In jener, auf dem Panoramabild von 1898 so realistisch dargestellten Schlacht siegten damals die gemäßigten Hussiten mit ihren Verbündeten, den katholischen Herren. In der Schlacht fielen nicht nur 100e Anhänger der radikalen Richtung, sondern auch deren Anführer. Das bedeutete ihr Ende. Damit war der Weg frei für Verhandlungen und eine Kompromisslösung, die den Böhmischen Ländern nach über 15 Jahren endlich wieder Frieden bringen sollte.

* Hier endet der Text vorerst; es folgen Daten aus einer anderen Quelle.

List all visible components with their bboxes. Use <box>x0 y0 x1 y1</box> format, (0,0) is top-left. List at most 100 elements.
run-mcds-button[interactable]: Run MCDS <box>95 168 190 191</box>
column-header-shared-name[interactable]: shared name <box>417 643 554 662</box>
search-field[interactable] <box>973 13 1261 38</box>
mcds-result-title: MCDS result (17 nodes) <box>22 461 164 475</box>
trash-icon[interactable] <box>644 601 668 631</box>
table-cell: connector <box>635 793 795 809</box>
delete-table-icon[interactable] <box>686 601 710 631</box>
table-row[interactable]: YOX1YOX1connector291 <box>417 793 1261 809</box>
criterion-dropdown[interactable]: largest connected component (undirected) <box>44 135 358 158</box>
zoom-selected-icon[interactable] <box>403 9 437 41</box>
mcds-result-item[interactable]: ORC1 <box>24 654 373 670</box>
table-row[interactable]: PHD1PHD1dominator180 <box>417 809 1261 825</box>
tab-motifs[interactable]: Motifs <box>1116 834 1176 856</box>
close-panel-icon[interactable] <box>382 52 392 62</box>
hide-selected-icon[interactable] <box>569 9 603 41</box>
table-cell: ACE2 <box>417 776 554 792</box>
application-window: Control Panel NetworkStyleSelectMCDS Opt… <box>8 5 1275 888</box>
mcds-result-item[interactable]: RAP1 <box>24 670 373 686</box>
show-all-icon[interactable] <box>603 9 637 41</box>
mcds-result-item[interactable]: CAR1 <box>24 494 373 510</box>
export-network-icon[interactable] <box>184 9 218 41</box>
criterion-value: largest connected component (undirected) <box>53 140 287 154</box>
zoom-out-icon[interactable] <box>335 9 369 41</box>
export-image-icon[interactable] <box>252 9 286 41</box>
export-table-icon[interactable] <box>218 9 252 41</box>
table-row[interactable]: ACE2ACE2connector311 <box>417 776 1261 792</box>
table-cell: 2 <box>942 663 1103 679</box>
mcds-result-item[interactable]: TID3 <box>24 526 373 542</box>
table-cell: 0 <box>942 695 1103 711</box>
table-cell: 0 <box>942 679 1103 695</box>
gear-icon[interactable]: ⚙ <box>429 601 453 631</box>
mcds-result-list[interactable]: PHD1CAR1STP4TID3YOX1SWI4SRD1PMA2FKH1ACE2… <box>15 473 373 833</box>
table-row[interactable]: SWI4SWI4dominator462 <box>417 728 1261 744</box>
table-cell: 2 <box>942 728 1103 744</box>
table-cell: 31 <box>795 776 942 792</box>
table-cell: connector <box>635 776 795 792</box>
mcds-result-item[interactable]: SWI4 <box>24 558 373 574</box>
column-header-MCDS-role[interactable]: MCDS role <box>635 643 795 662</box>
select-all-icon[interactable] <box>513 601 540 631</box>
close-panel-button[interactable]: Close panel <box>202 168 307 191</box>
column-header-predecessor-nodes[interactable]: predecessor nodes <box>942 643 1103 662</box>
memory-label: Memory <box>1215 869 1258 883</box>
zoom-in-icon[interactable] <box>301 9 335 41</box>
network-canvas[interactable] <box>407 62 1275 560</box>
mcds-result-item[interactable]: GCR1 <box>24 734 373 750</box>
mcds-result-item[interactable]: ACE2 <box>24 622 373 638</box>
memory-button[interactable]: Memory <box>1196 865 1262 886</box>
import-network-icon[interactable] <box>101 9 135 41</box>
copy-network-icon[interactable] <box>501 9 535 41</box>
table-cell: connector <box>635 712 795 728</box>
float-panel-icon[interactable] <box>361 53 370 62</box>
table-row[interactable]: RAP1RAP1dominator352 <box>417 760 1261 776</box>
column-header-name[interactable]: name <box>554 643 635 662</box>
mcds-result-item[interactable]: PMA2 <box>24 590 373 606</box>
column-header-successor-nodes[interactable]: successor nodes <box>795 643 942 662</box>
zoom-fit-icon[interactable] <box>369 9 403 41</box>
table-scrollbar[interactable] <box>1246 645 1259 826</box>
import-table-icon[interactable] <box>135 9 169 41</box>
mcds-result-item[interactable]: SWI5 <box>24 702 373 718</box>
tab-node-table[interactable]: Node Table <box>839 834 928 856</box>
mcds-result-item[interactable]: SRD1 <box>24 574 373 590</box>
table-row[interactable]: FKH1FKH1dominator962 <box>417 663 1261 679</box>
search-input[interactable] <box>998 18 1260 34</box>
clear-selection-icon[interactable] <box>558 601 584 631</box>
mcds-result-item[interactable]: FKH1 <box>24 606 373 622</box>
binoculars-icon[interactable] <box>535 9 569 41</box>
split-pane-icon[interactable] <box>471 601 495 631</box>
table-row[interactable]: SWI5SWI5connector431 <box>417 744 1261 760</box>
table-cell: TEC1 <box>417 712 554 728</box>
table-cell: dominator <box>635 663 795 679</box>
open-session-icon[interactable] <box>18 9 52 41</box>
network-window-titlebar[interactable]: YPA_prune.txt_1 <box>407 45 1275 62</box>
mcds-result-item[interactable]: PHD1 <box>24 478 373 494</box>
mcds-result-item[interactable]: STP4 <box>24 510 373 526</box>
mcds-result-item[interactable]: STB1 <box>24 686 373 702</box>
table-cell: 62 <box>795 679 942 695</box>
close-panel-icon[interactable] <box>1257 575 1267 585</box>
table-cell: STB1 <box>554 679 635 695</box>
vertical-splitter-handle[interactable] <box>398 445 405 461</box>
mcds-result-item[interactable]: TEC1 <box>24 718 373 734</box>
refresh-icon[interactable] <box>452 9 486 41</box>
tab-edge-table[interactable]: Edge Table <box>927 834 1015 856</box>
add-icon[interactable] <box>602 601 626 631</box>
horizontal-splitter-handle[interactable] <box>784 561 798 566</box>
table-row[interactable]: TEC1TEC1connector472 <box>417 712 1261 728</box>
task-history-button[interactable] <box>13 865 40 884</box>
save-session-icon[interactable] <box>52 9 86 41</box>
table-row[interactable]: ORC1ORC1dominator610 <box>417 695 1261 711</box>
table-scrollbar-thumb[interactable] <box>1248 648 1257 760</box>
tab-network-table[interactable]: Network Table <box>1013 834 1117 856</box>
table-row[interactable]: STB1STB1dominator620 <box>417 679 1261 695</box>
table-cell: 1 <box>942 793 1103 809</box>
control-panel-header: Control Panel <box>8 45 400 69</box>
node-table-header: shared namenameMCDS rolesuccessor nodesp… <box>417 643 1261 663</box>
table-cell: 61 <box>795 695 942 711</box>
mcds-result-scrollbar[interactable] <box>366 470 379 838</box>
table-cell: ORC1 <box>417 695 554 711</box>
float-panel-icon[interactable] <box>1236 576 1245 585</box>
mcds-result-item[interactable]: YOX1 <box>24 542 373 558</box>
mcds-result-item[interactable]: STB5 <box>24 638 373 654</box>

Nach weiteren Verhandlungen einigte man sich 1436 in Basel auf einen Kompromiss: die vier Prager Forderungen wurden anerkannt, aber von der katholischen Kirche mit Zusätzen und Einschränkungen versehen. Die Kelchkommunion wurde in den Böhmischen Ländern von Rom geduldet, die durchgeführten Kirchenenteignungen anerkannt. Die Katholische Kirche hatte in den Böhmischen Ländern an Einfluss und Macht verloren, Adelige und Städte wiederum hatten sich am ehemaligen Kircheneigentum bereichert. 1436 konnte Kaiser Sigismund, ein Sohn Karls IV., endlich zum böhmischen König gekrönt werden, doch auf Frieden und ruhige Zeiten mussten die Bewohner der Böhmischen Länder noch lange warten.